Tariff Decision Reshapes Trade Landscape

Markets posted gains during a holiday-shortened week as investors digested mixed economic data and a significant Supreme Court ruling on tariffs.

WEEKLY MARKET SUMMARY

Global Equities: It was a holiday-shortened yet eventful week for stocks as investors dealt with fresh data on GDP, inflation, and a long-awaited Supreme Court ruling on tariffs. US stocks gained during the weekly session, with the S&P 500 tacking on 1.1%, the Nasdaq Composite up 1.5%, and the Dow Jones Industrial Average lagging but still positive at 0.3%. US small caps also rose during the week, gaining 0.6%. Foreign developed market stocks gained 0.6% while emerging markets outperformed with a 2.0% weekly advance.

Fixed Income: The 10-Year Treasury Yield fell to under 4.02% early in the week, but ended higher at 4.09% after higher inflation data decreased the likelihood of interest rate cuts. Market jitters arose in the $1.8 trillion private credit sector after Blue Owl Capital restructured redemptions in its OBDC II fund but seemed to be mostly contained by week’s end, as Blue Owl management stated the change was intended to provide equitable treatment to all existing shareholders during the planned wind-down of the fund.

Commodities: US West Texas Intermediate Crude prices rose on Iran tensions, ending the week at $66.50 per barrel. Gold prices rose steadily during the week, reclaiming the $5,000/oz mark and settling at $5,100.

WEEKLY ECONOMIC SUMMARY

Economic Data: The Core Personal Consumption Expenditures Index, which is the official Fed benchmark for inflation, was hotter than expected in December, rising 0.4% to an annual rate of 3.0%. The headline reading (which includes food and energy) was also up 0.4% for the month at an annual rate of 2.8%. Inflation has trended at an annualized rate of 3.2% for the last three months, accelerating and giving the Fed little justification to cut interest rates. Also released during the week was fourth quarter GDP, which came in sharply below expectations at just 1.4%. The consensus forecast was for 2.8%, but an estimated 1-1.3% of the miss was attributed to the government shutdown and should be made up in Q1 of 2026. While a weakening economy could give validation for the Fed doves looking to cut interest rates, inflation has been the bigger concern for most of the Fed committee members recently, thus interest rate cut expectations shifted lower for both March and June.

Tariff Ruling: After many months of speculation, the Supreme Court issued its ruling on the legality of President Trump’s tariffs under the International Emergency Economic Powers Act (IEEPA). A 6-3 ruling from the SCOTUS struck down the tariffs under the argument that President Trump overstepped his authority in bypassing Congress but did not offer an opinion on whether the $160 billion collected from US importers would have to be refunded. President Trump lashed out against the decision while imposing a new global 10% tariff on all imports under Section 122 of the Trade act of 1974, which allows the president to use tariffs in response to large balance-of-payments deficits for 150 days without Congressional approval. Over the weekend, Trump raised this new global tariff rate to 15%, which is the maximum permitted under the statute.
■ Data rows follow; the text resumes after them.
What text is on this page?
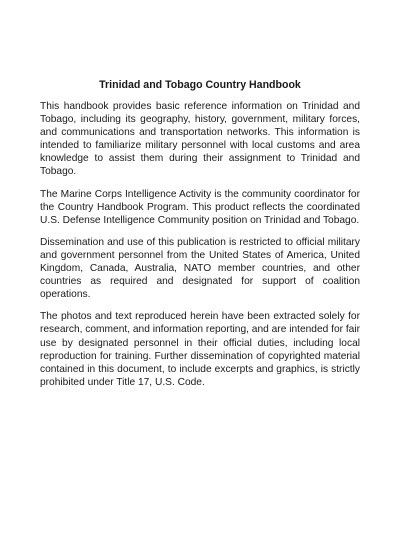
Trinidad and Tobago Country Handbook

This handbook provides basic reference information on Trinidad and Tobago, including its geography, history, government, military forces, and communications and transportation networks. This information is intended to familiarize military personnel with local customs and area knowledge to assist them during their assignment to Trinidad and Tobago.

The Marine Corps Intelligence Activity is the community coordinator for the Country Handbook Program. This product reflects the coordinated U.S. Defense Intelligence Community position on Trinidad and Tobago.

Dissemination and use of this publication is restricted to official military and government personnel from the United States of America, United Kingdom, Canada, Australia, NATO member countries, and other countries as required and designated for support of coalition operations.

The photos and text reproduced herein have been extracted solely for research, comment, and information reporting, and are intended for fair use by designated personnel in their official duties, including local reproduction for training. Further dissemination of copyrighted material contained in this document, to include excerpts and graphics, is strictly prohibited under Title 17, U.S. Code.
Earnings Update: It was a relatively light week for earnings news, with the highlights being Walmart (WMT) and Deere (DE) as investors eagerly await Nvidia (NVDA) results on February 25th. Walmart shares slipped roughly 3% despite a beat and a 53rd consecutive annual dividend hike, as the retail giant offered an underwhelming outlook. Deere results were heavily impacted by tariffs, but still impressed investors. Shares were up over 6% in response to the strong quarter and higher guidance.

CHART OF THE DAY

The Chart of the Day shows the breakdown between tariff costs borne by foreign exporters and US importers in 2025 (through November). In 2025, American companies were on the hook for roughly 90% of the total tariffs collected by the US government. These companies will now likely seek reimbursement for those surcharges. While domestic importers and foreign exporters could ultimately receive compensation for duties paid, US consumers may end up as the biggest losers in the tariff saga because some of the tariffs were passed along in the form of higher goods prices and ultimately paid for by the consumer.